Essential insight into England’s biggest health economy, by Ben Clover.

The election campaign is upon us and all over the NHS people are bound by the rules of public sector neutrality during the “purdah” period, until at least 13 December.

So it’s not clear whether some big announcements will in fact get made before Christmas.

For example, the £2.25bn, 15-year pathology contract for a broad swathe of south London.

The three bidders (HSL, IPP and Viapath) were expected to make their best and final offers this Friday.

“BAFO” is the crucial stage before the announcement of the preferred bidder where the contenders make their revised offer to the buying consortium - having already been given a provisional ranking.

This commercial deal will have a significant effect on the shape of health services in the region long after most of the people taking the decisions have moved on.

The contenders themselves are interesting. HSL is the north London collaboration between Royal Free London FT, University College London Hospital FT and Australian firm TDL.

IPP is a subsidiary of European firm Synlab, and operates NHS services in Essex and the West Country.

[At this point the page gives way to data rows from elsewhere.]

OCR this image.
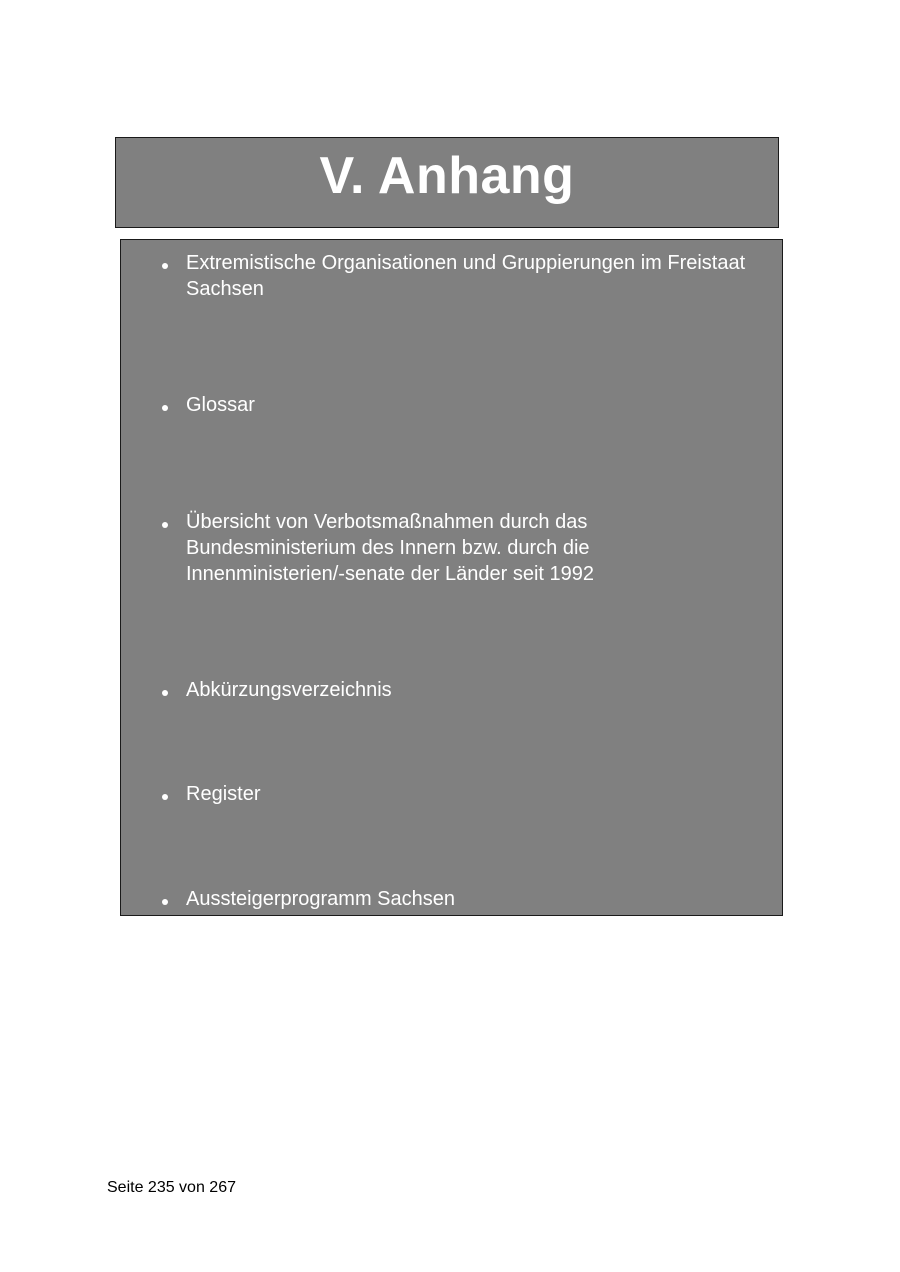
V. Anhang
Extremistische Organisationen und Gruppierungen im Freistaat Sachsen
Glossar
Übersicht von Verbotsmaßnahmen durch das Bundesministerium des Innern bzw. durch die Innenministerien/-senate der Länder seit 1992
Abkürzungsverzeichnis
Register
Aussteigerprogramm Sachsen
Seite 235 von 267
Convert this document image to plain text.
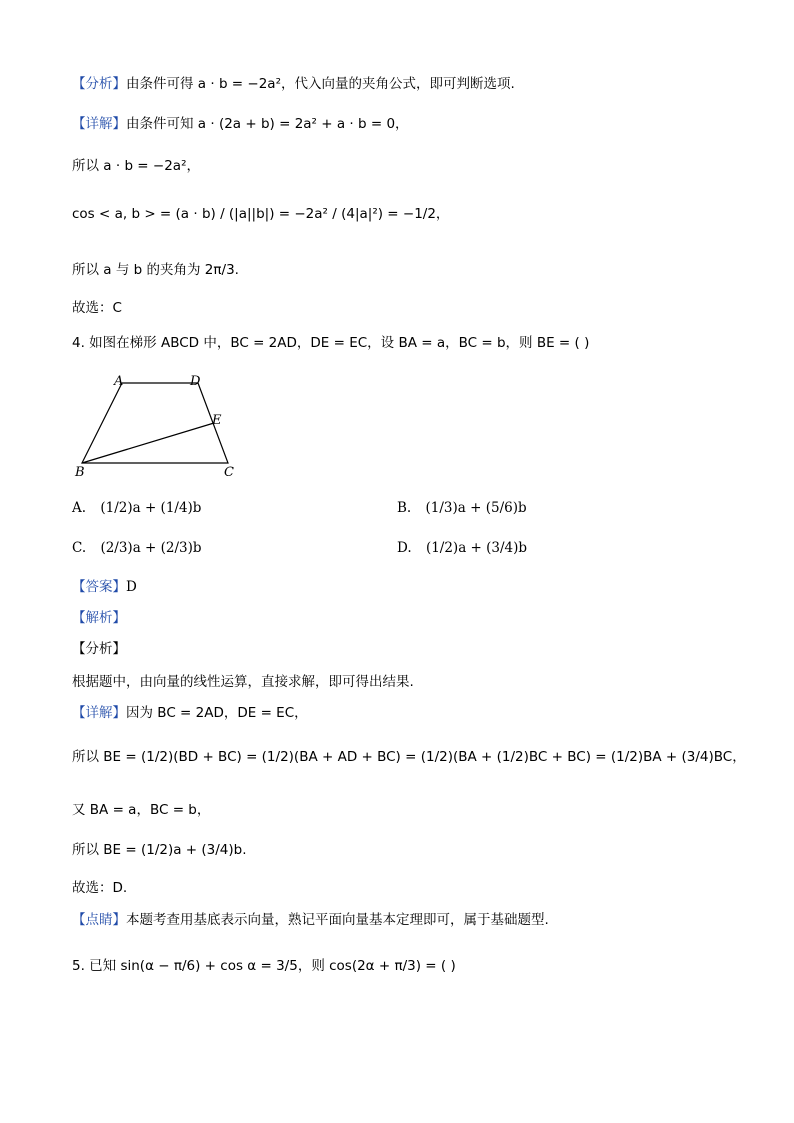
【分析】由条件可得 a · b = −2a²，代入向量的夹角公式，即可判断选项.
【详解】由条件可知 a · (2a + b) = 2a² + a · b = 0，
所以 a · b = −2a²，
cos < a, b > = (a · b) / (|a||b|) = −2a² / (4|a|²) = −1/2，
所以 a 与 b 的夹角为 2π/3.
故选：C
4. 如图在梯形 ABCD 中，BC = 2AD，DE = EC，设 BA = a，BC = b，则 BE = ( )
A	D
E
B	C
A. (1/2)a + (1/4)b	B. (1/3)a + (5/6)b
C. (2/3)a + (2/3)b	D. (1/2)a + (3/4)b
【答案】D
【解析】
【分析】
根据题中，由向量的线性运算，直接求解，即可得出结果.
【详解】因为 BC = 2AD，DE = EC，
所以 BE = (1/2)(BD + BC) = (1/2)(BA + AD + BC) = (1/2)(BA + (1/2)BC + BC) = (1/2)BA + (3/4)BC，
又 BA = a，BC = b，
所以 BE = (1/2)a + (3/4)b.
故选：D.
【点睛】本题考查用基底表示向量，熟记平面向量基本定理即可，属于基础题型.
5. 已知 sin(α − π/6) + cos α = 3/5，则 cos(2α + π/3) = ( )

Viapath is the incumbent provider and is co-owned by Serco plus King’s College Hospital FT and Guy’s and St Thomas’ FT - the two NHS organisations also being among the eventual customers of whichever bid wins.

You would expect a process like this to be conducted carefully, and papers published by the south east London integrated care system show some of the steps which have been taken.

A paper presented to the board of the area’s ICS in August on the process noted that legal firm DAC Beachcroft had been hired ”to provide legal advice to ensure robust moderation process, in preparation for evaluation panel on September 2 to consolidate workstream evaluation scores, confirm bidder ranking, and agree recommendations to programme board”.

(BTW, the bid team have never confirmed who is actually on the programme board, only the organisations represented - this isn’t really very transparent considering we’re talking about two-and-a-quarter-billion pounds of taxpayer money).

The ICS paper added the team had “sought QC advice on any legal risks to a potential down-selection decision”.

It would be interesting to know what “legal risks” had been considered.

The tender notice said the procurement would be conducted under the ”light touch regime”, allowed by public contracts law of 2015.

It said: ”The contracting authorities intend to follow a procedure which broadly follows the process of a competitive dialogue, but will not be bound to follow all of the prescriptive elements of that procedure.”

Switchers

London contains the only two trusts to have switched out of their local pathology network, according to the most recent NHSI analysis. Lewisham and Greenwich Trust in south east London is, as we have previously reported, joining the east London network.

While more recently, suburban giant London North West University Hospitals Trust has left the north west London network to go in with north central London.

This latter move goes against the idea that gradually a Chelsea & Westminster Hospital-led group would come to manage the whole of NWL - taking in Imperial College Healthcare Trust and LNWUH.

The latter are advertising for a new chief executive when Dame Jacqueline Docherty retires in the Spring, and the ad doesn’t suggest you’d end up as a hospital director in some kind of group/chain model (unlike over in Barking, which starts interviewing for another interim next week).

Goodbye Professor Goldstone

Staying north of the river, another two chairs at big trusts have taken on chairing at smaller trusts.

UCLH’s Baroness Julia Neuberger will now also be in charge of nearby Whittington Healthcare Trust.

Perhaps less expected was Royal Free’s Dominic Dodd taking over at the Royal National Orthopaedic Hosptal Trust.

The regional director’s office eventually confirmed incumbent RNOH chair Professor Anthony Goldstone had retired in August, 13 months before his term was due to end.

He’d been there eight-and-a-half years and people retire but what was notable about it was the local MP saying that two other non-exec directors whose terms were not renewed had been “dismissed by NHS London”.

The regional director’s press office said: ”Both NEDs were informed that their terms would not be extended alongside the appointment of the new chair, as per the NHS England/Improvement appointments process.”

So it feels like there was maybe some disagreement.

There were two interesting nuggets from the May board meeting minutes, approved at Professor Goldstone’s last public board meeting in July.

The UCL fellow reported that ”despite recent issues with UCL, research remained important to the trust, associations with other universities were being explored and it was anticipated that a first introductory meeting with Brunel university would take place within the month”.

The minutes also noted the trust “would not bid to become a local elective centre” as part of the north London adult elective orthopaedic review.

The minutes noted it would instead work towards ”becoming a specialist centre for orthopaedics for north London and beyond” - which it kind of already is.